As for continuing to insist on an answer by putting his hand on the mayor’s arm (which Harper denies and which the various videos are unclear on) well, what we know is that the mayor is heard to tell Harper, “Don’t put your hands on me!” in an unmistakably imperative tone, followed by a softer, “Please don’t touch me. No. Don’t touch me. You’re way off base,” which was followed, some time and distance later, by the macho line, “For him to put his hands on me, I’m going to drop him, okay?”

Meanwhile Harper is insisting to mayoral press secretary Gale Jones Carson and to a member of the mayor’s security detail, “I can ask him any question I want to ask him. I can ask him anything I want. I will ask him what I want to ask him.”

Well… one is reminded of the scene in Henry IV: Part One in which the Welsh mystic Owen Glendower boasts, “I can call spirits from the very deep,” and the cynical Harry Hotspur responds, “Aye, so can I, and so can any man, but will they come?”

In a statement on the incident later on, the mayor contended that “an observed media employee made physical contact” with him and “had to be restrained and prevented from making further unwanted and offensive contact.” He went on to assert that “under no circumstances” would “the Office of the Mayor accept the media’s behavior in the future that is of a harassing or abusive nature.”
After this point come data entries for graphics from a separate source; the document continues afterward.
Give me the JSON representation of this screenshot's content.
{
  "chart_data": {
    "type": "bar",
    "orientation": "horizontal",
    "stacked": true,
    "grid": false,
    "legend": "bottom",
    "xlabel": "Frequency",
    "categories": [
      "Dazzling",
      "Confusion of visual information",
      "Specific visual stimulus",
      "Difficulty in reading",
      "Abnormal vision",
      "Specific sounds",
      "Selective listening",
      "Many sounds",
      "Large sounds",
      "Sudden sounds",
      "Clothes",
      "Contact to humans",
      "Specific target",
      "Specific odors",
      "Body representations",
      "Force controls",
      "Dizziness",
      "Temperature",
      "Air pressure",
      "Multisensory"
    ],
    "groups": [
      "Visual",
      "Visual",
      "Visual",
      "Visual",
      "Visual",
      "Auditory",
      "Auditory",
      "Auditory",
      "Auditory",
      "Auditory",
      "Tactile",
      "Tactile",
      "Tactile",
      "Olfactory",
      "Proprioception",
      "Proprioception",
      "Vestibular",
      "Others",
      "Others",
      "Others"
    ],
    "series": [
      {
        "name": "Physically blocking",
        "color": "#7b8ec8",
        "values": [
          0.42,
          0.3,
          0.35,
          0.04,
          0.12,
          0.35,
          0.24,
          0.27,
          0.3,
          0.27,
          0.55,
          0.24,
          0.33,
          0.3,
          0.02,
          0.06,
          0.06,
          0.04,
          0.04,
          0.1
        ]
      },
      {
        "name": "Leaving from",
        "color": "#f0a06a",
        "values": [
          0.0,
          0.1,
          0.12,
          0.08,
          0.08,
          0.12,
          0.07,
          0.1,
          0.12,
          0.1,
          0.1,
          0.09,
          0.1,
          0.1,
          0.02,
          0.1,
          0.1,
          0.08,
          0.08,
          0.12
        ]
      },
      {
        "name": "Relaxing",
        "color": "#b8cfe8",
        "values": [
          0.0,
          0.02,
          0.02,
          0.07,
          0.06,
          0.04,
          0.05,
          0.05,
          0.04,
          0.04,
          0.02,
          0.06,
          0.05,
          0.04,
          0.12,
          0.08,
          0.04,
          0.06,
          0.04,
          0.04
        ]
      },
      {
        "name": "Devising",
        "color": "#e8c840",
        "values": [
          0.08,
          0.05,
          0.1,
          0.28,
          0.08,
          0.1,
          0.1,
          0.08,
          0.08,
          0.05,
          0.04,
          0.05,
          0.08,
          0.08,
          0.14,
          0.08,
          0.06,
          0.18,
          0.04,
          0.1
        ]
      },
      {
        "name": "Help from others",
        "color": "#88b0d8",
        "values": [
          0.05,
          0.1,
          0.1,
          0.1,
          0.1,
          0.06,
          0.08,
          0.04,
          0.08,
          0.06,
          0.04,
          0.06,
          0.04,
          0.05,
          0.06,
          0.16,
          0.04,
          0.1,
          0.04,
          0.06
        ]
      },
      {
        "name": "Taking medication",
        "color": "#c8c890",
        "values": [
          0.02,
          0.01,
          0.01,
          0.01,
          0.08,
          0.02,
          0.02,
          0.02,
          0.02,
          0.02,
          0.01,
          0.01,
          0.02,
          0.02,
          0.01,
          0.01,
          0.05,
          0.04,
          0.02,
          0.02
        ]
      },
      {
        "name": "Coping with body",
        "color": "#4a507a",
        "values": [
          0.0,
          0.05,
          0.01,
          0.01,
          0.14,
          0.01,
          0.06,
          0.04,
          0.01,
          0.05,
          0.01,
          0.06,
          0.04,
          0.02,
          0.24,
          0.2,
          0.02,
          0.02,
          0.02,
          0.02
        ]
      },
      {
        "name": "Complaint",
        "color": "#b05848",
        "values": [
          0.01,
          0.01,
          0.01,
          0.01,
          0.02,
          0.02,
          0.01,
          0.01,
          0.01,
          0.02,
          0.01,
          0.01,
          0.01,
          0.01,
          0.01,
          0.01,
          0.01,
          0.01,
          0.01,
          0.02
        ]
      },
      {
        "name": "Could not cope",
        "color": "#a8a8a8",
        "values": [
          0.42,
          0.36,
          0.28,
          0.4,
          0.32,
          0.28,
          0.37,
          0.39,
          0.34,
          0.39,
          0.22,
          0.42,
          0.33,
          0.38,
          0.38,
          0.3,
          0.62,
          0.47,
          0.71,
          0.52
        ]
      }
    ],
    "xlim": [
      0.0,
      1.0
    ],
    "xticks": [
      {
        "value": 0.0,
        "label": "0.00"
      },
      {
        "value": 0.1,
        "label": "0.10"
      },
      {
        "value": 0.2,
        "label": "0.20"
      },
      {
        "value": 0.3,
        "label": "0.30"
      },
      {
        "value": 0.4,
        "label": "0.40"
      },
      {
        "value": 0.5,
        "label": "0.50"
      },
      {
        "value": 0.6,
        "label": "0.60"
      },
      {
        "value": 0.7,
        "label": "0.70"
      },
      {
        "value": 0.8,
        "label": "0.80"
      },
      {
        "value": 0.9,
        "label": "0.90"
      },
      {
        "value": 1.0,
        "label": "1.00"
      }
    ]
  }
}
In its own statement, the station disputed the mayor’s version and said, “We believe Mayor Herenton is doing this to disguise his efforts to avoid answering pertinent questions from the public and the media. We also feel the Mayor falsified and invented the ‘contact’ in order to avoid Mr. Harper and further questioning.” Further: “Mr. Harper did not touch Mayor Herenton deliberately. If there was any contact at all, it was incidental and unintentional and was caused by the close proximity of the media to the Mayor. We believe no rational person would interpret any facet of the incident as ‘threatening.'”

The mayor suggested that his office would shortly be promulgating a formal media policy, governing all future rules of engagement, and press secretary Carson said this week that effort is still under way.

For what it’s worth, I am reminded of an occasion in 1997, at a time when we at the Flyer were probing into what we saw as a potential conflict of interest regarding Mayor Herenton’s awarding of a lucrative consultancy. As a good soldier, I had done my part on that project. Later, both Mayor Herenton and I attended a Chamber of Commerce-sponsored event, and then Chamber publicist Allan Hester asked us to pose for a snapshot for the Chamber’s newsletter. There we are in the archives, both beaming, but the mayor, a former Golden Gloves champion, is saying to me under his breath: “Back when I was a boxer, Jackson, I would shake hands with a fellow and then whip his butt.”

I thought about that in the wake of the current imbroglio: If Cameron had really wanted to advance the sum of human knowledge, he might have gone ahead and touched the mayor after being warned. Horrified or fascinated, we’d all have watched that movie.